At this point we have around 6 GB of memory in use by both Windows Server and the Big Data Platform, with approaching 3 GB on standby, and 7 GB free. Nearly 10 GB is available, which again, is stress-free computing. I am using i7 2.9 GHz CPUs, which are fast and robust processors.

Big data platform memory management on Windows Server

Figure 81: Big data platform memory management on Windows Server

If we run the Cluster Manager as well as the Big Data product, and upload 1 GB of data files, the CPU usage goes up to as much as 37 percent, but the RAM behaves differently. Figure 82 shows that while memory usage is about the same 35-percent usage as before, the RAM use has gone down about 250 MB from the previous figure. More interestingly, the RAM on standby has increased to almost 5 GB, from under 3 GB. This decreases the amount of free RAM to under 5 GB. While 16 GB allows you to get up and running very comfortably, we know that for heavy lifting, we need 32 GB upwards. You have to act before—and not when—free memory runs out.

More RAM placed on standby leaving less free

Figure 82: More RAM placed on standby leaving less free

I mentioned the IMDB data we'd be using to demonstrate data ingestion into the Syncfusion distribution of Hadoop. I am purposely using the .tsv file format for IMBD data and the .gz compressed file format.

The IMDB data is available from here.

Subsets of IMDB data are available for access to customers for personal and non-commercial use. You can hold local copies of this data, and it is subject to terms and conditions.

Download the zipped .gz files, then unzip the .tsv files using a tool like 7-Zip.

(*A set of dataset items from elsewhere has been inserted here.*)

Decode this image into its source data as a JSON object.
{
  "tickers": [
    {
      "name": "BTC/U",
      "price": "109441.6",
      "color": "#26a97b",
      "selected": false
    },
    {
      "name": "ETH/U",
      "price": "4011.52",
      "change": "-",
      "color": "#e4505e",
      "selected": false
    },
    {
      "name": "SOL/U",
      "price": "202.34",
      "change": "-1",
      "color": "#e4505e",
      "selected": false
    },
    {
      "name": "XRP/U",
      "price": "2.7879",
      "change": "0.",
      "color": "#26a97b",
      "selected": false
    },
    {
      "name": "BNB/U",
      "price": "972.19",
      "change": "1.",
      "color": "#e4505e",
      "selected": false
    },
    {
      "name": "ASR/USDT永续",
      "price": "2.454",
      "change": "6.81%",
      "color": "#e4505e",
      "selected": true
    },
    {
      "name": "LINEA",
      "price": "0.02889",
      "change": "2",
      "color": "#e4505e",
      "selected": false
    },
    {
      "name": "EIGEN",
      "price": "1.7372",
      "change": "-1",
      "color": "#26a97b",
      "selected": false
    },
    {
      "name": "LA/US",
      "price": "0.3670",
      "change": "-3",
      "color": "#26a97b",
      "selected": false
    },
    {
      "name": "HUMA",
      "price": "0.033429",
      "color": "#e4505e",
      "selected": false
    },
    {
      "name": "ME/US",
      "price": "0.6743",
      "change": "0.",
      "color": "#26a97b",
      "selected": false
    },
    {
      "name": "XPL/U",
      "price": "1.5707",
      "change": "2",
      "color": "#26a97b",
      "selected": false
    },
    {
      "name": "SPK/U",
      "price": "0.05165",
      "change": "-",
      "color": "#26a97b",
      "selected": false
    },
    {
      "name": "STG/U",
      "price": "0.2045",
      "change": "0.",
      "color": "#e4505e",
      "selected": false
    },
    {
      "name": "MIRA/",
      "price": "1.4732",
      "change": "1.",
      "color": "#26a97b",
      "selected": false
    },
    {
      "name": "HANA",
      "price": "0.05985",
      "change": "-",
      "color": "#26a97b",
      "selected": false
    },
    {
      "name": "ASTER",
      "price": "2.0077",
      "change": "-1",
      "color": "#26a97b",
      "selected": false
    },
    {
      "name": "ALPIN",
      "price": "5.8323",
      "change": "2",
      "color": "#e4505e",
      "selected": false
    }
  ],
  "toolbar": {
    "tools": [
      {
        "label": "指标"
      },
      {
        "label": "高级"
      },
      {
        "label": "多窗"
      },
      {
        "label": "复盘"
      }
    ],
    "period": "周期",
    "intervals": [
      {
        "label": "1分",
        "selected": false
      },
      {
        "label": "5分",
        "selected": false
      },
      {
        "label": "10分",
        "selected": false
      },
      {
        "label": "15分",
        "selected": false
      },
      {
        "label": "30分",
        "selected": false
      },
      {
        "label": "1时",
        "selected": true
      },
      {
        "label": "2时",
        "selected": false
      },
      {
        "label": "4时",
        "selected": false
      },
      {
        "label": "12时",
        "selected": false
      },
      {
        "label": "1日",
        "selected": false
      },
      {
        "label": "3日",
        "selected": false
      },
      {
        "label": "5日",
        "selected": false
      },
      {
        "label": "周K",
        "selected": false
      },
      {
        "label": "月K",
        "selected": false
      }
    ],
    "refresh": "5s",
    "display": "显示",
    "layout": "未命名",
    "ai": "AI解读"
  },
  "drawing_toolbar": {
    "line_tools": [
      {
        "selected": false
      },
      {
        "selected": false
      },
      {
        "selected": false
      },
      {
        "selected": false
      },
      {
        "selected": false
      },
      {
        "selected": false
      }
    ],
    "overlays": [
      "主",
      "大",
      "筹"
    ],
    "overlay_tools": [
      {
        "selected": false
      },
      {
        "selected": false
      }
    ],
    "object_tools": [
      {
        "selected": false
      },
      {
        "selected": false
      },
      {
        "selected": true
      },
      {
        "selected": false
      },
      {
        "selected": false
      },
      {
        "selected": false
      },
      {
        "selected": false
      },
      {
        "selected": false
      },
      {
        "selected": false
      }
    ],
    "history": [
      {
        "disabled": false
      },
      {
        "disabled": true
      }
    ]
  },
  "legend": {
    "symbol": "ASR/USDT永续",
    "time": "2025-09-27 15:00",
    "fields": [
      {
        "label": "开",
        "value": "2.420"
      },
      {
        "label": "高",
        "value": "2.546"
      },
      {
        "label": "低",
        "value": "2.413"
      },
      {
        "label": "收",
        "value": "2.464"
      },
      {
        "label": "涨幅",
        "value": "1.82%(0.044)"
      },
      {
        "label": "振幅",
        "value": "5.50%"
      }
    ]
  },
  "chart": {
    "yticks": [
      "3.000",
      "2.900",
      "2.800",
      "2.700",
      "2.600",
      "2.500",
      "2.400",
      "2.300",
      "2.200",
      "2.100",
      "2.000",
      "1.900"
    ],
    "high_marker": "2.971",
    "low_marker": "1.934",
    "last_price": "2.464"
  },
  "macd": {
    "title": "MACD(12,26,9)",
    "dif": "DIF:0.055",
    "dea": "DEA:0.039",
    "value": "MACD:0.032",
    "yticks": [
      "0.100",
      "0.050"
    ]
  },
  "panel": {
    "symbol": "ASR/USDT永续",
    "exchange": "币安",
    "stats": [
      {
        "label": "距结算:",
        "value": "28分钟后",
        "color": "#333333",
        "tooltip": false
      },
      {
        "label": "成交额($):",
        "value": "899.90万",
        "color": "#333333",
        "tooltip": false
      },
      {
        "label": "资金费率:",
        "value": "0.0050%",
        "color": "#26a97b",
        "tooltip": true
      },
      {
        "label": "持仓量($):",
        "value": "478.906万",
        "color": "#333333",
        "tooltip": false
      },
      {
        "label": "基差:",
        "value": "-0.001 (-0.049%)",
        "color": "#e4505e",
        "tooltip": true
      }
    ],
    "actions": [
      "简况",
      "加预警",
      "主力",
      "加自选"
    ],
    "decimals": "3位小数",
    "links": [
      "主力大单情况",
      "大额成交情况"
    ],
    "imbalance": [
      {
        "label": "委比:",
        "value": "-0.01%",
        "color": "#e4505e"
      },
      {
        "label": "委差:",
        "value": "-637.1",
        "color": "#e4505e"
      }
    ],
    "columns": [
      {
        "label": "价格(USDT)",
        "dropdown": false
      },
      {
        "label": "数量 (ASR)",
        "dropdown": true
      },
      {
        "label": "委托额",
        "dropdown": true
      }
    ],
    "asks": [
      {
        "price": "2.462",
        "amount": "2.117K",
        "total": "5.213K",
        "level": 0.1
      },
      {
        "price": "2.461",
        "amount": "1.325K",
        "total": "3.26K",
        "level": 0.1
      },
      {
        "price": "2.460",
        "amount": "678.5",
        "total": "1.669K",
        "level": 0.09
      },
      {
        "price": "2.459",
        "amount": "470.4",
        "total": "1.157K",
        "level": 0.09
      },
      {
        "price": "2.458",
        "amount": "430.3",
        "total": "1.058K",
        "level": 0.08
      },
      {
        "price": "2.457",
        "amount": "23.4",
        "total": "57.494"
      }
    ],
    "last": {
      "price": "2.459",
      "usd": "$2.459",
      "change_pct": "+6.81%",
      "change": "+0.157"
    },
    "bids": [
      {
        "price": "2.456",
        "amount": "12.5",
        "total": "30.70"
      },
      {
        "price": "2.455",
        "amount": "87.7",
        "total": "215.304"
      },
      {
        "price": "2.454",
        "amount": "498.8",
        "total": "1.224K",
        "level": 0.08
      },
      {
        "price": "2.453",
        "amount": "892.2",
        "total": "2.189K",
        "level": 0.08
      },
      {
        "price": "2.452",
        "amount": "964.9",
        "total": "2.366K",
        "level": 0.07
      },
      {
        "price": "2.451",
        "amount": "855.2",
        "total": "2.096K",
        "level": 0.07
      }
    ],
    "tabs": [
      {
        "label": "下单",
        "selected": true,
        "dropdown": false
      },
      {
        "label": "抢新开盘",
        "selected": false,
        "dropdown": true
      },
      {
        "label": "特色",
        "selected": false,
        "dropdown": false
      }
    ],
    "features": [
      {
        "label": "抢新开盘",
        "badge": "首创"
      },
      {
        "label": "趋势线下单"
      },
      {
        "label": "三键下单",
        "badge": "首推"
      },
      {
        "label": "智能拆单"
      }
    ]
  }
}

The files include:

Title.basics.tsv.gz – contains the following information for film titles:

tconst (string): Alphanumeric unique identifier of the title
titleType (string):The type/format of the title (for example, movie, short, tvseries, tvepisode, video, etc.)
primaryTitle (string): The more popular title, or the title used by the filmmakers on promotional materials at the point of release
originalTitle (string): Original title, in the original language
isAdult (boolean): 0 = non-adult title; 1 = adult title
startYear (YYYY): Represents the release year of a title; in the case of a TV series, it is the series start year
endYear (YYYY): TV series end year; \N for all other title types
runtimeMinutes: Primary runtime of the title, in minutes
genres (string array): Includes up to three genres associated with the title

Title.akas.tsv.gz – contains the localized film title:

titleId (string): A tconst, an alphanumeric unique identifier of the title
ordering (integer): A number to uniquely identify rows for a given titleId
title (string): The localized title
region (string): The region for this version of the title
language (string): The language of the title
types (array): Enumerated set of attributes for this alternative title; can be one or more of the following: alternative, dvd, festival, tv, video, working, original, imdbDisplay. New values may be added in the future without warning.
attributes (array): Additional terms to describe this alternative title, not enumerated

Title.episode.tsv.gz – contains the TV episode information:

tconst (string): Alphanumeric identifier of episode
parentTconst (string): Alphanumeric identifier of the parent TV series
seasonNumber (integer): Season number the episode belongs to
episodeNumber (integer): Episode number of the tconst in the TV series

Title.ratings.tsv.gz – contains the IMDB rating and votes information for titles:

tconst (string): Alphanumeric unique identifier of the title
averageRating (integer): Weighted average of all the individual user ratings
numVotes (integer): Number of votes the title has received

We will also download UK Land Registry data, which is approaching 4 GB in file size. We require the 3.7-GB .csv file.

These include standard and additional-price-paid data transactions received at HM Land Registry from January 1, 1995 to the most current monthly data. The data is updated monthly, and the average size of this file is 3.7 GB, you can download the .csv file here. The data cannot be used for commercial purposes without the permission of HM Land Registry.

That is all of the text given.